Jahrzehntelang herrschte Schweigen. Dass noch 1961 mitten in Paris Hunderte Zivilisten massakriert wurden, war für die Konservativen ein Tabu­thema, aber auch von den Parteien der etablierten Linken war kaum Kritik zu hören. Das scheint sich nun zu ändern. Noch nie sprach man in Frankreich so viel von den Ereignissen des 17. Oktober 1961 wie vor deren 50. Jahrestag.
Ende September haben die etablierten Parteien der Linken zum ersten Mal in der Geschichte der Fünften Republik eine Mehrheit im Senat, dem parlamentarischen Oberhaus, errungen. Nun sind neue Initiativen zur Anerkennung des Mords an etwa 300 Nordafrikanern geplant. Der jüngst gewählte sozialistische Senator David Assouline kündigte am Montag an, er werde sich dafür einsetzen, dass der Senat eine Gedenkplakette an der Seine-Brücke von Saint-Michel anbringt, einem der Schauplätze des Massakers.
Bereits im Herbst 2001, vor dem 40. Jahrestag, ließ die damalige rosa-rot-grüne Kommunalregierung unter Bertrand Delanoë eine Plakette »zur Erinnerung an die zahlreichen getöteten Algerier« an der Brücke von Saint-Michel anbringen. Dies war die erste ausdrückliche Anerkennung von offizieller Seite, dass ein Massaker stattgefunden hatte.
Assouline erinnerte am Montag während einer Veranstaltung vor mehreren Hundert Teilnehmern an die Sitzung im Pariser Stadtparlament vom 24. September 2001. Auf die Attentate vom 11. September anspielend, habe die Rechte damals gewettert, es handele sich bei der geplanten Anbringung der Gedenkplakette um »eine Provokation«, die »gerade jetzt falsch« sei. Assouline erinnerte auch an eine Debatte am selben Ort, die 1961 stattfand. Stadtverordnete der regierenden Rechten forderten damals, all diese »feindlichen Agenten« – gemeint waren die im Raum Paris lebenden Algerier – müsse man »vom französischen Territorium entfernen«. »Leider«, habe einer von ihnen bedauert, »liegt es nicht in der Kompetenz des Stadtrats von Paris, die dafür benutzten Schiffe zu versenken«.

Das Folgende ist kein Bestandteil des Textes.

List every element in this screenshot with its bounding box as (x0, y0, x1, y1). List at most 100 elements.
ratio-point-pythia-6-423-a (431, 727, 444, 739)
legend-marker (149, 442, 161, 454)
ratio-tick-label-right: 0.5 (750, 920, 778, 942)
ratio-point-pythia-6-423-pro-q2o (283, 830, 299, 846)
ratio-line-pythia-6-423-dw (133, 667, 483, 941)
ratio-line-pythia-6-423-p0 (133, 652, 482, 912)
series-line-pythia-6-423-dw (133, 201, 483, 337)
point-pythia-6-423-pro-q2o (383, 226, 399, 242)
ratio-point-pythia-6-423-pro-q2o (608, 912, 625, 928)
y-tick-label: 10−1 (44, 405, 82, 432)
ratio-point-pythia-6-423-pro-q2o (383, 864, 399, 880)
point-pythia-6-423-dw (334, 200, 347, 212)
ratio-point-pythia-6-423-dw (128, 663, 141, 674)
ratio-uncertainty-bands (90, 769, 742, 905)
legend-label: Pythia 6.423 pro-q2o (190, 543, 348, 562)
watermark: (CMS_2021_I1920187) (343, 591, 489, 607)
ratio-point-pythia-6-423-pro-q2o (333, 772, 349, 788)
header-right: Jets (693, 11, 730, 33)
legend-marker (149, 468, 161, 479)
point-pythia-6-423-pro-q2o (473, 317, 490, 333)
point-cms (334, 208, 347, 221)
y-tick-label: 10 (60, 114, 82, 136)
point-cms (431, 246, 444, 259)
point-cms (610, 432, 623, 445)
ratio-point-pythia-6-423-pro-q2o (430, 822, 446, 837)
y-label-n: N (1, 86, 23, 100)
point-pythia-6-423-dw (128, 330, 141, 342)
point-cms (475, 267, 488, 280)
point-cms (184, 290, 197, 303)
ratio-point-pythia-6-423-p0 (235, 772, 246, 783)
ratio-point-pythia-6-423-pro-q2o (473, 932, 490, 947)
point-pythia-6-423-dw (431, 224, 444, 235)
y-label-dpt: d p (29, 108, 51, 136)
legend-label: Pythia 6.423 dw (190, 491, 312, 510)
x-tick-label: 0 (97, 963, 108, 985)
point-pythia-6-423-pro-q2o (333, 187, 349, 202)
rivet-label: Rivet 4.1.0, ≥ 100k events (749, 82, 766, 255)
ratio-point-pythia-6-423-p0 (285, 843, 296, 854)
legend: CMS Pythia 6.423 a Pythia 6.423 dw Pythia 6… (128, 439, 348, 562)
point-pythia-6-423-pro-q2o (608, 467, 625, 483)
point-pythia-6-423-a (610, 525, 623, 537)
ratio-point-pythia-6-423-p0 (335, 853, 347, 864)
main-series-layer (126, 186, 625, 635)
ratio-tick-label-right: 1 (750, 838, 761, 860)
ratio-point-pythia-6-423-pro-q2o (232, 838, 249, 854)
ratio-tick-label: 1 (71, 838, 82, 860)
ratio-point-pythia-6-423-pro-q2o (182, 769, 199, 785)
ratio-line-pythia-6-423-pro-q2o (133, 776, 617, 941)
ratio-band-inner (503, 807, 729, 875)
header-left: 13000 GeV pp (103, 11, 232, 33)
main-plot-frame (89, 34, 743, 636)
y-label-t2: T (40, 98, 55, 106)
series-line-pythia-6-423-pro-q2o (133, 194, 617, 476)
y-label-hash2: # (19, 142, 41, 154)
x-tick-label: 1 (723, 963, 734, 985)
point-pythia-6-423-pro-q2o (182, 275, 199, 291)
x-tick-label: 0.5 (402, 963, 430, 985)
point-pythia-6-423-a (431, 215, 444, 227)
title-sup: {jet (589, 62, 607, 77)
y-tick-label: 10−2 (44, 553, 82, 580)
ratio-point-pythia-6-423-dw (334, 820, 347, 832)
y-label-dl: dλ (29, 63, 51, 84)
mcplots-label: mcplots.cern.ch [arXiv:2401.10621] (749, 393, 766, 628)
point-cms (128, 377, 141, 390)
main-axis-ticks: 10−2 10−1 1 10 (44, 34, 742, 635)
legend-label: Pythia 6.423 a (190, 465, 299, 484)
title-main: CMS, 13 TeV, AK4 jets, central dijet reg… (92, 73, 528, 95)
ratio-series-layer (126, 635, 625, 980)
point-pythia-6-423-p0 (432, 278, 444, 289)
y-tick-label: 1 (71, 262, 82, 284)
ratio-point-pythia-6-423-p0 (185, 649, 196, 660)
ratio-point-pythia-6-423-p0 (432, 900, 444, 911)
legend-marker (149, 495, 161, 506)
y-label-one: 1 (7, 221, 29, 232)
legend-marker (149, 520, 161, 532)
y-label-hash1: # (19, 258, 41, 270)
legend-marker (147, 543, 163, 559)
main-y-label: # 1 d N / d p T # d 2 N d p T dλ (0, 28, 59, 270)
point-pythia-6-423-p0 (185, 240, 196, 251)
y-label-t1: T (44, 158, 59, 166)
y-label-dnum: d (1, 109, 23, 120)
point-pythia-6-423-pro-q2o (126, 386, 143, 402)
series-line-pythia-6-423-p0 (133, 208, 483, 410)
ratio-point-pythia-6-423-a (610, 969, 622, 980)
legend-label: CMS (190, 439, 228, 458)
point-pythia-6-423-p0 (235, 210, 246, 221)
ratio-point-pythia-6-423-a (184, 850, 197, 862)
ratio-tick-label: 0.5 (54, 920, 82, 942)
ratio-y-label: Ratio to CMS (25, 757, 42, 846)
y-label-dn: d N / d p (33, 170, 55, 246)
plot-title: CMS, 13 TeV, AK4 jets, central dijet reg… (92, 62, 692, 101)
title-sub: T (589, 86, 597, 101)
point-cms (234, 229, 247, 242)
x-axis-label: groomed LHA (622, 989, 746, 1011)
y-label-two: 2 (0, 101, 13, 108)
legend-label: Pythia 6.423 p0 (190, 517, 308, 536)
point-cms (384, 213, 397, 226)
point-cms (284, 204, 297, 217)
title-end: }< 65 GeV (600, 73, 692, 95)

Die Veranstaltung am Montag war nur der Auftakt zu einer Serie von Veranstaltungen, die in den Tagen vor dem 17. Oktober stattfinden werden. Einer der Höhepunkte wird, neben einem internationalen Kolloquium am Samstag in den Räumen der französischen Nationalversammlung mit französischen, britischen und algerischen Historikern, eine Demonstration am Montag kommender Woche sein. Sie wird vor dem Cinéma Rex im Pariser Zentrum beginnen und zur Seine-Brücke von Saint-Michel führen, also von einem der Orte, wo zuerst viele Algerier erschossen und erschlagen wurden, zum Hauptschauplatz des Massakers. Die Brücke Saint-Michel liegt in unmittelbarer Nähe der Polizeipräfektur, in deren Innenhof viele der Opfer erschlagen wurden. Auch waren viele von ihnen an dieser Stelle, gefesselt oder durch Schläge betäubt, ins kalte Flusswasser geworfen worden.

Auf der Demonstration sollen 300 Schilder mit den Namen der bekannten Opfer und an jenem Tag »Verschwundenen« getragen werden. Von den Grünen über die radikale Linke bis zu den großen Gewerkschaften CGT und CFDT sowie Migrantenvereinigungen rufen unterschiedliche Gruppierungen zu der Demonstration auf. Auch in Nanterre, Bobigny und mehreren anderen Vorstädten der Hauptstadt, in Grenoble, Montpellier, Lyon, Marseille und andernorts werden Theaterstücke, Demonstrationen, Debatten und Filmvorführungen zum Thema stattfinden.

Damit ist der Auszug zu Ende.